Relational Dynamic Bayesian Network Modeling for Uncertainty Quantification and Propagation in Airline Disruption Management

Disruption management during the airline scheduling process can be compartmentalized into proactive and reactive processes depending upon the time of schedule execution. The state of the art for decision-making in airline disruption management involves a heuristic human-centric approach that does not categorically study uncertainty in proactive and reactive processes for managing airline schedule disruptions. Hence, this paper introduces an uncertainty transfer function model (UTFM) framework that characterizes uncertainty for proactive airline disruption management before schedule execution, reactive airline disruption management during schedule execution, and proactive airline disruption management after schedule execution to enable the construction of quantitative tools that can allow an intelligent agent to rationalize complex interactions and procedures for robust airline disruption management.
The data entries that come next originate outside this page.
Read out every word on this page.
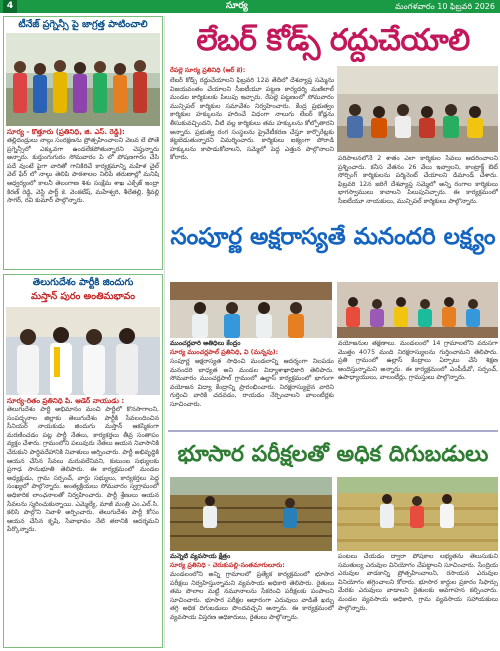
4	సూర్య	మంగళవారం 10 ఫిబ్రవరి 2026
టీనేజ్ ప్రగ్నెన్సీ పై జాగ్రత్త పాటించాలి
సూర్య - కొత్తూరు (ప్రతినిధి, జి. ఎస్. రెడ్డి):
తల్లిదండ్రులు నాల్గు సంరక్షణను ప్రోత్సహించాలని వెలవ లే పోతే ప్రగ్నెన్సీలో ఎక్కువగా ఉండలేకపోతున్నారని చెప్తున్నారు అన్నారు. కుర్తుంగుగురం సోమవారం పి లో పోషణగారం చేసి పదే వుంటే పైగా వారితో గానికిరిచే కార్యక్రమాన్ని మహిళ చైల్ వెల్ ఫేర్ లో నాల్గు తెలిపి పాఠశాలల నిలిపే తరుణాల్లో మనిషి ఆధ్వర్యంలో కాలనీ తెలంగాణ శిశు సంక్షేమ శాఖ ఎక్సేజ్ ఇంద్రా కిరణ్ రెడ్డి, వెస్టి పార్ట్ కె. వెంకటేష్, మహేశ్వరి, శీలేతల్లి, శ్రీవల్లి సాగర్, రవి కుమార్ పాల్గొన్నారు.
తెలుగుదేశం పార్టీకి జిందుగు
మస్తాన్ పురం అంతిమభావం
సూర్య-రితం ప్రతినిధి పి. ఆడెర్ నాయుడు :
తెలుగుదేశం పార్టీ అభిమానం మంచి పార్టీలో కొనసాగాలని, సంపద్భనాల జిల్లాకు తెలుగుదేశం పార్టీకి సేవలందించిన సీనియర్ నాయకుడు జిందుగు మస్తాన్ ఆకస్మికంగా మరణించడం పట్ల పార్టీ నేతలు, కార్యకర్తలు తీవ్ర సంతాపం వ్యక్తం చేశారు. గ్రామంలోని పలువురు నేతలు ఆయన నివాసానికి చేరుకుని పార్థివదేహానికి నివాళులు అర్పించారు. పార్టీ అభివృద్ధికి ఆయన చేసిన సేవలు మరువలేనివని, కుటుంబ సభ్యులకు ప్రగాఢ సానుభూతి తెలిపారు. ఈ కార్యక్రమంలో మండల అధ్యక్షుడు, గ్రామ సర్పంచ్, వార్డు సభ్యులు, కార్యకర్తలు పెద్ద సంఖ్యలో పాల్గొన్నారు. అంత్యక్రియలు సోమవారం స్వగ్రామంలో అధికారిక లాంఛనాలతో నిర్వహించారు. పార్టీ శ్రేణులు ఆయన సేవలను స్మరించుకున్నాయి. ఎమ్మెల్యే, మాజీ మంత్రి ఎం.ఎల్.సి. కలిసి పాల్గొని నివాళి అర్పించారు. తెలుగుదేశం పార్టీ కోసం ఆయన చేసిన కృషి, సేవాభావం నేటి తరానికి ఆదర్శమని పేర్కొన్నారు.
లేబర్ కోడ్స్ రద్దుచేయాలి
రేపల్లె సూర్య ప్రతినిధి (ఆర్ కె):
లేబర్ కోడ్స్ రద్దుచేయాలని ఫిబ్రవరి 12వ తేదీలో దేశవ్యాప్త సమ్మెను విజయవంతం చేయాలని సీఐటీయూ పట్టణ కార్యదర్శి మణిలాల్ మండల కార్మికులకు పిలుపు ఇచ్చారు. రేపల్లె పట్టణంలో సోమవారం మున్సిపల్ కార్మికుల సమావేశం నిర్వహించారు. కేంద్ర ప్రభుత్వం కార్మికుల హక్కులను హరించే విధంగా నాలుగు లేబర్ కోడ్లను తీసుకువచ్చిందని, వీటి వల్ల కార్మికులు తమ హక్కులను కోల్పోతారని అన్నారు. ప్రభుత్వ రంగ సంస్థలను ప్రైవేటీకరణ చేస్తూ కార్పొరేట్లకు కట్టబెడుతున్నారని విమర్శించారు. కార్మికులు ఐక్యంగా పోరాడి హక్కులను కాపాడుకోవాలని, సమ్మెలో పెద్ద ఎత్తున పాల్గొనాలని కోరారు.	పరిపాలనలోనే 2 శాతం ఎలా కార్మికుల సేవలు ఆదరించాలని ప్రశ్నించారు. కనీస వేతనం 26 వేలు ఇవ్వాలని, కాంట్రాక్ట్ ఔట్ సోర్సింగ్ కార్మికులను పర్మినెంట్ చేయాలని డిమాండ్ చేశారు. ఫిబ్రవరి 12న జరిగే దేశవ్యాప్త సమ్మెలో అన్ని రంగాల కార్మికులు భాగస్వాములు కావాలని పిలుపునిచ్చారు. ఈ కార్యక్రమంలో సీఐటీయూ నాయకులు, మున్సిపల్ కార్మికులు పాల్గొన్నారు.
సంపూర్ణ అక్షరాస్యతే మనందరి లక్ష్యం
ముంచర్లవారి అతిధిలు కేంద్రం
సూర్య ముంచర్లపాల్ ప్రతినిధి, వి (మన్నపు):
సంపూర్ణ అక్షరాస్యత సాధించి మండలాన్ని ఆదర్శంగా నిలపడం మనందరి బాధ్యత అని మండల విద్యాశాఖాధికారి తెలిపారు. సోమవారం ముంచర్లపాల్ గ్రామంలో ఉల్లాస్ కార్యక్రమంలో భాగంగా వయోజన విద్యా కేంద్రాన్ని ప్రారంభించారు. నిరక్షరాస్యులైన వారిని గుర్తించి వారికి చదవడం, రాయడం నేర్పించాలని వాలంటీర్లకు సూచించారు.
వయోజనుల తక్షణాలు. మండలంలో 14 గ్రామాలలోని వరుసగా మొత్తం 4075 మంది నిరక్షరాస్యులను గుర్తించామని తెలిపారు. ప్రతి గ్రామంలో ఉల్లాస్ కేంద్రాలు ఏర్పాటు చేసి శిక్షణ అందిస్తున్నామని అన్నారు. ఈ కార్యక్రమంలో ఎంపీడీవో, సర్పంచ్, ఉపాధ్యాయులు, వాలంటీర్లు, గ్రామస్తులు పాల్గొన్నారు.
భూసార పరీక్షలతో అధిక దిగుబడులు
మన్నెటి వ్యవసాయ క్షేత్రం
సూర్య ప్రతినిధి - చెరుకుపల్లి-సంతమాగులూరు:
మండలంలోని అన్ని గ్రామాలలో ప్రత్యేక కార్యక్రమంలో భూసార పరీక్షలు నిర్వహిస్తున్నామని వ్యవసాయ అధికారి తెలిపారు. రైతులు తమ పొలాల మట్టి నమూనాలను సేకరించి పరీక్షలకు పంపాలని సూచించారు. భూసార పరీక్షల ఆధారంగా ఎరువులు వాడితే ఖర్చు తగ్గి అధిక దిగుబడులు పొందవచ్చని అన్నారు. ఈ కార్యక్రమంలో వ్యవసాయ విస్తరణ అధికారులు, రైతులు పాల్గొన్నారు.
పంటలు చేయడం ద్వారా పోషకాల లభ్యతను తెలుసుకుని సమతుల్య ఎరువుల వినియోగం చేపట్టాలని సూచించారు. సేంద్రియ ఎరువుల వాడకాన్ని ప్రోత్సహించాలని, రసాయన ఎరువుల వినియోగం తగ్గించాలని కోరారు. భూసార కార్డుల ప్రకారం సిఫార్సు మేరకు ఎరువులు వాడాలని రైతులకు అవగాహన కల్పించారు. మండల వ్యవసాయ అధికారి, గ్రామ వ్యవసాయ సహాయకులు పాల్గొన్నారు.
Specifically, we use historical scheduling and operations data from a major U.S. airline to facilitate the development and assessment of the UTFM, defined by hidden Markov models (a special class of probabilistic graphical models) that can efficiently perform pattern learning and inference on portions of large data sets. We employ the UTFM to assess two independent and separately disrupted flight legs from the airline route network. Assessment of a flight leg from Dallas to Houston, disrupted by air traffic control hold for bad weather at Dallas, revealed that proactive disruption management for turnaround in Dallas before schedule execution is impractical because of zero transition probability between turnaround and taxi-out.